For the 10 holiday destinations analysed above, the UK is undertaking a lot more tests per million population than all except Cyprus and Greece.
|Country||Current daily tests per million||% of UK|
Cyprus is testing about 5% of its population every day, Greece about 3% but testing levels in all the other countries are between one sixth and one third of that in the UK. So given our level of testing, it’s not surprising that the number of cases is high.
A better metric to look at is case positivity – the number of cases divided by the number of tests – expressed as a percentage. This data is also available on the ECDC website and the figures for the same 10 countries are shown below.
This shows a different picture. Although the % positivity in the UK is increasing, it is still below that for several other countries, notably Portugal and Spain. The table below shows the positivity rate for the latest week shown on the ECDC site (w/e 24 June apart from Croatia which is for the preceding week).
|Country||Test positivity %||% of UK|
The positivity rate is very low for Malta, Greece and Cyprus and between 41% and 64% of the UK rate for France, Germany and Italy. So, although the positivity rate for the UK is rising, it is only a little above that for France, Italy and Germany and less than that for Croatia, Portugal and Spain. The factor that is pushing up the number of cases in the UK is the much higher level of testing than in all of the large European countries. Moreover, much of the UK testing effort is focussed on surge testing, in areas with high prevalence of cases and among children, where the virus is spreading quite quickly. If you focus testing on areas of high prevalence, the positivity rate will be higher than in a random sample; in the ONS (random) survey for the week ending 19th June, the positivity rate was 0.22%, substantially below the 1.49% figure above for those testing both with symptoms and asymptotically.
The other factor influencing opinion in European countries is the progress of the vaccination programme. In terms of at least one dose, the UK and Malta are well ahead of the other eight selected countries.
A similar pattern exists for second jabs, with Malta and UK even further ahead of the other eight selected countries.
By putting current (at least one dose) vaccination data with current positivity rates gives an interesting pattern:
In a chart like this, you want to be in the top left-hand quadrant – high vaccination rates and low positivity rates – Malta is here. You really don’t want to be in the bottom right-hand quadrant – low vaccination rates and high positivity – Croatia is here. The other eight countries have similar vaccination rates, with low positivity for Greece and Cyprus and high positivity for Spain.
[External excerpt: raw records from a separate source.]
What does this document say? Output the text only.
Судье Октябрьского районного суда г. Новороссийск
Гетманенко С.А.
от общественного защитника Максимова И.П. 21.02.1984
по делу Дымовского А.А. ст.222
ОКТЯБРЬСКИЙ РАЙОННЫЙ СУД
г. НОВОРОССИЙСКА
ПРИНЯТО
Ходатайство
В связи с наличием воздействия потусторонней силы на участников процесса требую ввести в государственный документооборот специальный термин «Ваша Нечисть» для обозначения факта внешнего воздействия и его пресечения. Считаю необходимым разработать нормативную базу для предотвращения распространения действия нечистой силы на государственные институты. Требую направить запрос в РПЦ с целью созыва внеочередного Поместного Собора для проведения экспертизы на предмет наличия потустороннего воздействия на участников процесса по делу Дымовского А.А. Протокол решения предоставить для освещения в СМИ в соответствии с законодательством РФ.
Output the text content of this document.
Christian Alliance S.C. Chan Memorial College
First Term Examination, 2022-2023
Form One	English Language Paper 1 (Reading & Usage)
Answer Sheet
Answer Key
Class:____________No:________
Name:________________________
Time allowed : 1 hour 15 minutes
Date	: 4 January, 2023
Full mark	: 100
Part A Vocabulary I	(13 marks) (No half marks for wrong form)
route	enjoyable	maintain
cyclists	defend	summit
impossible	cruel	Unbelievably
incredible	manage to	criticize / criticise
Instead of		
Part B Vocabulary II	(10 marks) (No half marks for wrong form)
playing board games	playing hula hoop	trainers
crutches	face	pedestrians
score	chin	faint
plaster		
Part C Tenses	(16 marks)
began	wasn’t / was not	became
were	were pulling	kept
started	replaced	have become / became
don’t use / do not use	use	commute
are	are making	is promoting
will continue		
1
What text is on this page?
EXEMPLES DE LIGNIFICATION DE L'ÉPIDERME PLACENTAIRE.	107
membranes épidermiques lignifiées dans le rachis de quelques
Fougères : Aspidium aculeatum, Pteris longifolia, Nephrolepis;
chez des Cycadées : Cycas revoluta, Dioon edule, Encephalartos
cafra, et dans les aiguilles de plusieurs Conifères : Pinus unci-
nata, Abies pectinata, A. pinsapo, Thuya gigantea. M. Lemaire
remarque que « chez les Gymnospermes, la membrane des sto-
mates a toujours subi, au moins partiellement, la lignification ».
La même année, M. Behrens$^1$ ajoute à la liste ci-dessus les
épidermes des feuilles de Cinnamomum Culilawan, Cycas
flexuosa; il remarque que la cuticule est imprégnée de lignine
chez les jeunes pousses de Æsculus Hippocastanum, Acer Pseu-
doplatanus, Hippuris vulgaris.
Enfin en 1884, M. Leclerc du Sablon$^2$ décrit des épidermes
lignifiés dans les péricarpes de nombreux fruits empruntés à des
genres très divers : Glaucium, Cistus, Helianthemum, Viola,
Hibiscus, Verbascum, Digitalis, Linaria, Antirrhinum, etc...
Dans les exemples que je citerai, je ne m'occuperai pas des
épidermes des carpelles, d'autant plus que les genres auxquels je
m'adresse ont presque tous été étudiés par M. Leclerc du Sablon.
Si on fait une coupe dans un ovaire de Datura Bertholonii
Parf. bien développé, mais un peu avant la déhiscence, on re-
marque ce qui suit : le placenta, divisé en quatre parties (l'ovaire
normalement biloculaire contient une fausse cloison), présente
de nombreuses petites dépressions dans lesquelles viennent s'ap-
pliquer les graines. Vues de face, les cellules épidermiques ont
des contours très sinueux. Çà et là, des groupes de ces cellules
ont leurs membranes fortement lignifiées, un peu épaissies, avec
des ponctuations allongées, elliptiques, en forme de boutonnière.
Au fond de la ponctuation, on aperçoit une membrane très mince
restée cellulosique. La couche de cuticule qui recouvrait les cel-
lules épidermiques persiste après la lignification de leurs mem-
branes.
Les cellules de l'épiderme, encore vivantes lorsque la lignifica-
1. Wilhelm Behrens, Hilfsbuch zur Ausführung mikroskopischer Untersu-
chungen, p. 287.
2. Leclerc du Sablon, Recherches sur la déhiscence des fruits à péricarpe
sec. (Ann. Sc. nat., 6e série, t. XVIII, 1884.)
To summarise, the relatively high number of cases in the UK at the moment is largely driven by the greater level of testing – once this is taken into account, the differential between the UK and other large European countries such as France, Germany, Italy and Spain is substantially diminished. What I think is really creating concern in Europe is their low level of vaccination, including among vulnerable groups. Domestically in the UK, the vaccination programme seems to have largely broken the link between infection and serious illness; but in Europe the lower level of vaccinations creates a risk that UK holiday makers will pass infection on to local populations, who are not as protected as the UK population due to slower vaccine rollout. When European governments want to limit visitors from the UK, they are really admitting that their vaccination programme is not sufficiently advanced as to provide the protection that is apparent domestically here. The high UK case numbers are a bit of a red herring, as the level and focus of testing explains a lot of the difference with other large European countries.